Publicado em 18 de janeiro de 2023 por Tribuna da Internet
Hélio Schwartsman
Folha
Que o poder sobe à cabeça não é novidade para ninguém. Os romanos já sabiam disso e, na tentativa de minorar os efeitos da “hýbris”, cada vez que um general vitorioso desfilava em triunfo pela cidade eterna, punham um escravo em sua carruagem para cochichar-lhe “memento mori” ao pé do ouvido. “Memento mori” significa “lembra-te de que vais morrer”. Não sei se essa prática instilou humildade em algum césar, mas serve para fazer com que os romanos posem de povo sábio.

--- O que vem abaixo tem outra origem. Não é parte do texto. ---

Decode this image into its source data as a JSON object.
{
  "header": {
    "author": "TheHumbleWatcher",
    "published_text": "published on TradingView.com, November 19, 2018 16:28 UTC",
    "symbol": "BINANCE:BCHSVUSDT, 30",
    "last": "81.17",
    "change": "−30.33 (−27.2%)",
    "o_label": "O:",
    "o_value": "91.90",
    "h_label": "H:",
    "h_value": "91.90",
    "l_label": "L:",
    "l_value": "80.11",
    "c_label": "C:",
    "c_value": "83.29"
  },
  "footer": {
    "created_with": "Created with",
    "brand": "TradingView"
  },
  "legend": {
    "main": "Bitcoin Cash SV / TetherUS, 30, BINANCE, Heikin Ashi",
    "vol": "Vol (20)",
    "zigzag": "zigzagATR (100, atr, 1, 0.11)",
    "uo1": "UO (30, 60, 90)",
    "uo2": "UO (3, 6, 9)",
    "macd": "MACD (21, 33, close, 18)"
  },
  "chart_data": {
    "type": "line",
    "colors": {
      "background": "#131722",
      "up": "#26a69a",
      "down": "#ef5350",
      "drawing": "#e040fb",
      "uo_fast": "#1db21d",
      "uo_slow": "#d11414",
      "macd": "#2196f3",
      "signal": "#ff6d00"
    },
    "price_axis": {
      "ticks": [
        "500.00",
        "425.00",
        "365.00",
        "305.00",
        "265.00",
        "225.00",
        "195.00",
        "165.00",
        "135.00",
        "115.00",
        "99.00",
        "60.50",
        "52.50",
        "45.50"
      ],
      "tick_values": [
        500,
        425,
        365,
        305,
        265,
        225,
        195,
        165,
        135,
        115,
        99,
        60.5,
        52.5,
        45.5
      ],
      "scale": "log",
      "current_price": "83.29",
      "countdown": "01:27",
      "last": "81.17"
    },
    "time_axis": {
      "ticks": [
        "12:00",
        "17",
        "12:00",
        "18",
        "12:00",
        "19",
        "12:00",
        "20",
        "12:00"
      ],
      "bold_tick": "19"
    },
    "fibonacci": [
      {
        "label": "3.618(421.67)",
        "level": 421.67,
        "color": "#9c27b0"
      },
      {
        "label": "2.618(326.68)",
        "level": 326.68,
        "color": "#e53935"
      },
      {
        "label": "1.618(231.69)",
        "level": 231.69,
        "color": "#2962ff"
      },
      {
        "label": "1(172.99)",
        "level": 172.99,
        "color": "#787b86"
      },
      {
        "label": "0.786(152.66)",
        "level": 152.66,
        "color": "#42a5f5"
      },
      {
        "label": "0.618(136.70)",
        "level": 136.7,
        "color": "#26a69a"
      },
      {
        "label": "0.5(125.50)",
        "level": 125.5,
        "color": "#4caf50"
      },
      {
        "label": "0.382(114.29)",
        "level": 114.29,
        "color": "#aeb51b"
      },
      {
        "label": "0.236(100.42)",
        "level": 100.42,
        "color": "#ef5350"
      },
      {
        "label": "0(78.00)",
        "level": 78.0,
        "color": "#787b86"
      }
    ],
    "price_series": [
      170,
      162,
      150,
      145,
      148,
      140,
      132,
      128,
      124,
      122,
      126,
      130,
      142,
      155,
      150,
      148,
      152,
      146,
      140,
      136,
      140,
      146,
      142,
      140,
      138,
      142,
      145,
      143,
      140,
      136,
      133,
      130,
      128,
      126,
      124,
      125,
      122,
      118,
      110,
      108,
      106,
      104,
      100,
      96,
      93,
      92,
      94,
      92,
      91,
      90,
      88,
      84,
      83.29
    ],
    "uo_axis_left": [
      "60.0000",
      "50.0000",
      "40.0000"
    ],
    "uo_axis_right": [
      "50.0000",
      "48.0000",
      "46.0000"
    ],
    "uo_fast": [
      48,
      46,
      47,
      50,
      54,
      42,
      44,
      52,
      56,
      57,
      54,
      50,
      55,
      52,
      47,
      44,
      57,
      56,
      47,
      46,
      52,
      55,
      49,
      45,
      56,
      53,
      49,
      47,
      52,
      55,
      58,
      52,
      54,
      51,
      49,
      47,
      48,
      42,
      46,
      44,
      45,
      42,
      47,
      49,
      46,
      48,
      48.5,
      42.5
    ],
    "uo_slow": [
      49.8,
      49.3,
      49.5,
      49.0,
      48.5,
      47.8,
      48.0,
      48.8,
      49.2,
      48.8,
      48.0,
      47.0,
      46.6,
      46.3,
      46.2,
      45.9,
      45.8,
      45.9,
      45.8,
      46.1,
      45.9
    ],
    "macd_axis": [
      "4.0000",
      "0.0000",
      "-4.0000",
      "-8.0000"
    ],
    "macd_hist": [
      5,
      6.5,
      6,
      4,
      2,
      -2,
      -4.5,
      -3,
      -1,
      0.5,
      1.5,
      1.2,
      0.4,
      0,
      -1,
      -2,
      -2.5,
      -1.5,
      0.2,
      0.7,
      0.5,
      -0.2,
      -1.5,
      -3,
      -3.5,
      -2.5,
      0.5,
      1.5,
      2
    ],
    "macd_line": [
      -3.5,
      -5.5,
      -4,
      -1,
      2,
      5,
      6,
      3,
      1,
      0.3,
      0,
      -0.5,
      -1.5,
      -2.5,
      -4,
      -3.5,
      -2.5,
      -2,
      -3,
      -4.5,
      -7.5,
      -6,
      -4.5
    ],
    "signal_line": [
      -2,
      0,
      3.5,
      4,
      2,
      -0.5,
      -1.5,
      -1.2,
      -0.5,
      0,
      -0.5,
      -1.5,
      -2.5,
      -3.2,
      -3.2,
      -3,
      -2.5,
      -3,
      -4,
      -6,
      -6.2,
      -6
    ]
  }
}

Um fenômeno tão ou mais intrigante do que a embriaguez do poder é o do desamparo a que ficam sujeitos aqueles que o perdem.
EXECUÇÃO SUMÁRIA – Nem sempre foi assim. Em tempos antigos, o soberano derrotado numa guerra não podia esperar algo diferente da execução sumária. Mas, desde que inventamos as democracias, cuja marca é a alternância do poder, vemos periodicamente legiões de governantes se convertendo em ex.
Se, em condições normais, já é psicologicamente desgastante constatar que o dom do mando se esvaiu e que supostos amigos desaparecem, esse processo está sendo, para Jair Bolsonaro, muito pior.
Em parte, isso se deve aos problemas de personalidade que tornam o ex-presidente incapaz de aceitar a derrota.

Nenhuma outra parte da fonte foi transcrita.